Maybe if you met just before lockdown one, you haven’t had the usual lifestyle you may have been used to.

justasking111 · 02/08/2021 14:15

[quote Ahets]@SheABitSpicyToday yes I had therapy for this years ago and it didn’t impact my relationships. I still have therapy now. I don’t know why I do this with him? I don’t know what’s wrong with me. I can’t stand that I do it. It makes me feel sick with myself. It’s so horribly pathetic and exhausting and takes the fun out of everything.[/quote]
You've had therapy for years well it hasn't worked has it?

Don't know where you Go from this

TiredButDancing · 02/08/2021 14:16

It does sound like you're not entirely compatible. For example, it's not unreasonable for you to want to know in advance when you can see each other and when it's impossible due to work. But if he's not willing to engage with you on that, then there's a mismatch between what you want and what he wants.

Ditto, if you'r reorganising a trip away and you need him to be constantly validating your choices and brimming with excitement, and he can't do that, then again, there's a mismatch.

These two are the ones I picked out because I'm more like you for the first, but him for the second. I like to plan and book etc, but once it's organised, i would put it out of my head until we were actually getting ready to go. So my point is that it's all just personality traits.

PheasantsNest · 02/08/2021 14:37

I'm surprised it's lasted this long. You sound obsessed with him. It's not healthy. Relationships should be fun but he is being controlled by you.

2bazookas · 02/08/2021 14:44

You sound clingy,needy and neurotic.

SpringRainbow · 02/08/2021 14:52

Unfortunately, things aren’t going to just change.

If you want to change then you will need to get to the root cause of why this is happening and develop tools/ strategies to help cope with these feelings.

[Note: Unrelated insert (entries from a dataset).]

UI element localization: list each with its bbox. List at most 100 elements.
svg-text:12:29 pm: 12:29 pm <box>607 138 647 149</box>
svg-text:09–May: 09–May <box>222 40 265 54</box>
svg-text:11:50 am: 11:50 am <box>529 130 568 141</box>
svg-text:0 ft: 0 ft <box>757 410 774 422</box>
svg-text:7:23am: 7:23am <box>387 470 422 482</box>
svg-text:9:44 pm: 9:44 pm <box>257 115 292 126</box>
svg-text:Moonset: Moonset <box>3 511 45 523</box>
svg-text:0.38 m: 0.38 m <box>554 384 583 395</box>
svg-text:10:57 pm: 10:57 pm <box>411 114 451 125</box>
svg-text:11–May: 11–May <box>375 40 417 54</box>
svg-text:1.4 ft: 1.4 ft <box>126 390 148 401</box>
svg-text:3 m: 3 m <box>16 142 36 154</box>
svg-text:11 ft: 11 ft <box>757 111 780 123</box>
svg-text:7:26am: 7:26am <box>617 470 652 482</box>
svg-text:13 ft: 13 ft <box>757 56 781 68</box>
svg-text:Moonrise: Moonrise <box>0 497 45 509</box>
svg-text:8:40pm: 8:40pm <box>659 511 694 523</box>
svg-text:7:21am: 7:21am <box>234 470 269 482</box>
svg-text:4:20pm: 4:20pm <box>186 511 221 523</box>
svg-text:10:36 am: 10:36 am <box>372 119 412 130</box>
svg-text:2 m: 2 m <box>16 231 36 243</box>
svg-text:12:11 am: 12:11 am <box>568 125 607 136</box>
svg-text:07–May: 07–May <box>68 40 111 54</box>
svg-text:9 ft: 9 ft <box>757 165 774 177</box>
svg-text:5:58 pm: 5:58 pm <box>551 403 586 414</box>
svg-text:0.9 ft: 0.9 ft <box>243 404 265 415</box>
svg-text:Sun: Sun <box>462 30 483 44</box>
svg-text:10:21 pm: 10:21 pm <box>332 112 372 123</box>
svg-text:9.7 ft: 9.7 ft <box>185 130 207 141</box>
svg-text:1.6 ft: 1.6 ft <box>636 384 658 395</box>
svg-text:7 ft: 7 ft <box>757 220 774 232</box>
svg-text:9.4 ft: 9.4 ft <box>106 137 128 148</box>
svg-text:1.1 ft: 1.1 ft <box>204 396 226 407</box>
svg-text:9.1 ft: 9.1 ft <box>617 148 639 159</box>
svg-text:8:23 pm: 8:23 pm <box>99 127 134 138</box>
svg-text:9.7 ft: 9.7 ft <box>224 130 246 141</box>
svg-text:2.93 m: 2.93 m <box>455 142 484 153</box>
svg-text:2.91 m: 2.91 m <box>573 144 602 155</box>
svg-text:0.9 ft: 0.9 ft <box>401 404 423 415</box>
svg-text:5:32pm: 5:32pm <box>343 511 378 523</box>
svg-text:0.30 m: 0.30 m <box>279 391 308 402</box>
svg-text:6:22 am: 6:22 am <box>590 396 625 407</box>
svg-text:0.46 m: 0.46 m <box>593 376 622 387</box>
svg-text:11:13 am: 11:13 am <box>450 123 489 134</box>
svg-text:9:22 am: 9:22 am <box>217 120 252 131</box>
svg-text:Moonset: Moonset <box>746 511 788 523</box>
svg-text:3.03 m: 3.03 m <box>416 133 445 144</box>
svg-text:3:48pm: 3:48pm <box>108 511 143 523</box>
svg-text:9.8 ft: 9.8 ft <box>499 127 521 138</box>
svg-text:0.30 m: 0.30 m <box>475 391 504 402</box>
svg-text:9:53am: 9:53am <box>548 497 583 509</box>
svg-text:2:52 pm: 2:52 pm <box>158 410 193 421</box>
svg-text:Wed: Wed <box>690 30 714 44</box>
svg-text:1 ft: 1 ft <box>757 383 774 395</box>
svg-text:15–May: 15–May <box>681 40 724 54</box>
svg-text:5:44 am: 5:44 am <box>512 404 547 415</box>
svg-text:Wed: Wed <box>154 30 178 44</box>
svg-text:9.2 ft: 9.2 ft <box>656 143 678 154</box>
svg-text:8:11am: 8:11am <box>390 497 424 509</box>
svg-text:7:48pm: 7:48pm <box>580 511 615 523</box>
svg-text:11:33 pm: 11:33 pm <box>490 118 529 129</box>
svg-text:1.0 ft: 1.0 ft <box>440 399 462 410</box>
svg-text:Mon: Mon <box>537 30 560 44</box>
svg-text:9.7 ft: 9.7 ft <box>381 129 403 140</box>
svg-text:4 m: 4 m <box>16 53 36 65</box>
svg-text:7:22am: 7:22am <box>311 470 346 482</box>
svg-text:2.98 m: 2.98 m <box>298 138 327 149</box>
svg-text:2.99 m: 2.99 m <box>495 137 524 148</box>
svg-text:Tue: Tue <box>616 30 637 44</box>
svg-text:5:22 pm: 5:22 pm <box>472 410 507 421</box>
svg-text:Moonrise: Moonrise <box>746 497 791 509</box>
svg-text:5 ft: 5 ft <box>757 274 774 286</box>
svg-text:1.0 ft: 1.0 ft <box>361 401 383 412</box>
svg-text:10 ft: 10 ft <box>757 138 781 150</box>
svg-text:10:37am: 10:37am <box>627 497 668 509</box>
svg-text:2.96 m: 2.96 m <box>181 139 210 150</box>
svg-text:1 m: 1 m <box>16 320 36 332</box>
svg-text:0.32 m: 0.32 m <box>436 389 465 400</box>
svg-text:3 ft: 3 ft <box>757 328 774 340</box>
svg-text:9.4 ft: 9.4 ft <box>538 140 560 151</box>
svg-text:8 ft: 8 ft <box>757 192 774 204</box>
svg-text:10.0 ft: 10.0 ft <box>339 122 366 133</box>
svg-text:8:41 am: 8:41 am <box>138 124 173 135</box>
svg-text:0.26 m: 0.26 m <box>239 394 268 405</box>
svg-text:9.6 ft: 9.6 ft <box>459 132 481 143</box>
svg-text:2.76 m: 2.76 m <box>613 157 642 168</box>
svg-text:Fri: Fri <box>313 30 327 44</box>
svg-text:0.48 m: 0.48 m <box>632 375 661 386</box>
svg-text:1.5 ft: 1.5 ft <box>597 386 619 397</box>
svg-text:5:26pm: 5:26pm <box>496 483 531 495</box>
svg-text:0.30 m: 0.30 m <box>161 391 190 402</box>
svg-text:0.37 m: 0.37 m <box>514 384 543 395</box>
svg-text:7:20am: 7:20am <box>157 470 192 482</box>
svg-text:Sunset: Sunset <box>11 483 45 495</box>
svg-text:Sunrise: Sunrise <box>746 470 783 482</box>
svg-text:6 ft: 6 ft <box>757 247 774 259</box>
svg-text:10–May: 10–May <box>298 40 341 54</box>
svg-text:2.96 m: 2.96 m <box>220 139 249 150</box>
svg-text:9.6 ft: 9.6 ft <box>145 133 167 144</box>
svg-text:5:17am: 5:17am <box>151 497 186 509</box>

sansucre · 02/08/2021 15:32

Clingy, co-dependent and neurotic. This isn't good for you, or your partner.

You need to learn to be alone and not need constant assurance, validation and contact with your partner. If you want to hear your partner tell you he misses you, make him miss you. If he is someone who does not express their feelings, you need to accept this and stop pushing him in a hope that he will.

To be honest, I don't think this relationship is healthy for you if it is making you behave in this way. You either need to rein in your behaviour or stop seeing him.

Moonface123 · 02/08/2021 16:03

With respect he sounds like a wet lettuce, you need someone with a bit of fire in their belly. Your mismatched.

Silvergreen · 02/08/2021 16:10

You need to be with someone demonstrative and expressive for a start and then see how your clinginess manifests when you're actually in a compatible relationship. Some people just bring out the very worst of us.

Thoughtsfortheday · 02/08/2021 16:24

I can be like this with my husband occasionally. (normally depending on time of the month)

He is however in the forces so often away for vast amounts of time and I struggle with the amount I miss and think about him compared to how I think he feels about me.

I think in general men are much better at compartmentalising than women.

We can have a wonderful romantic weekend, staring into each other’s eyes and discussing the beauty of alining planets which allowed us to meet and become soul partners and the next day I don’t hear from him for 12 hours with nothing but a curt “I’m working!”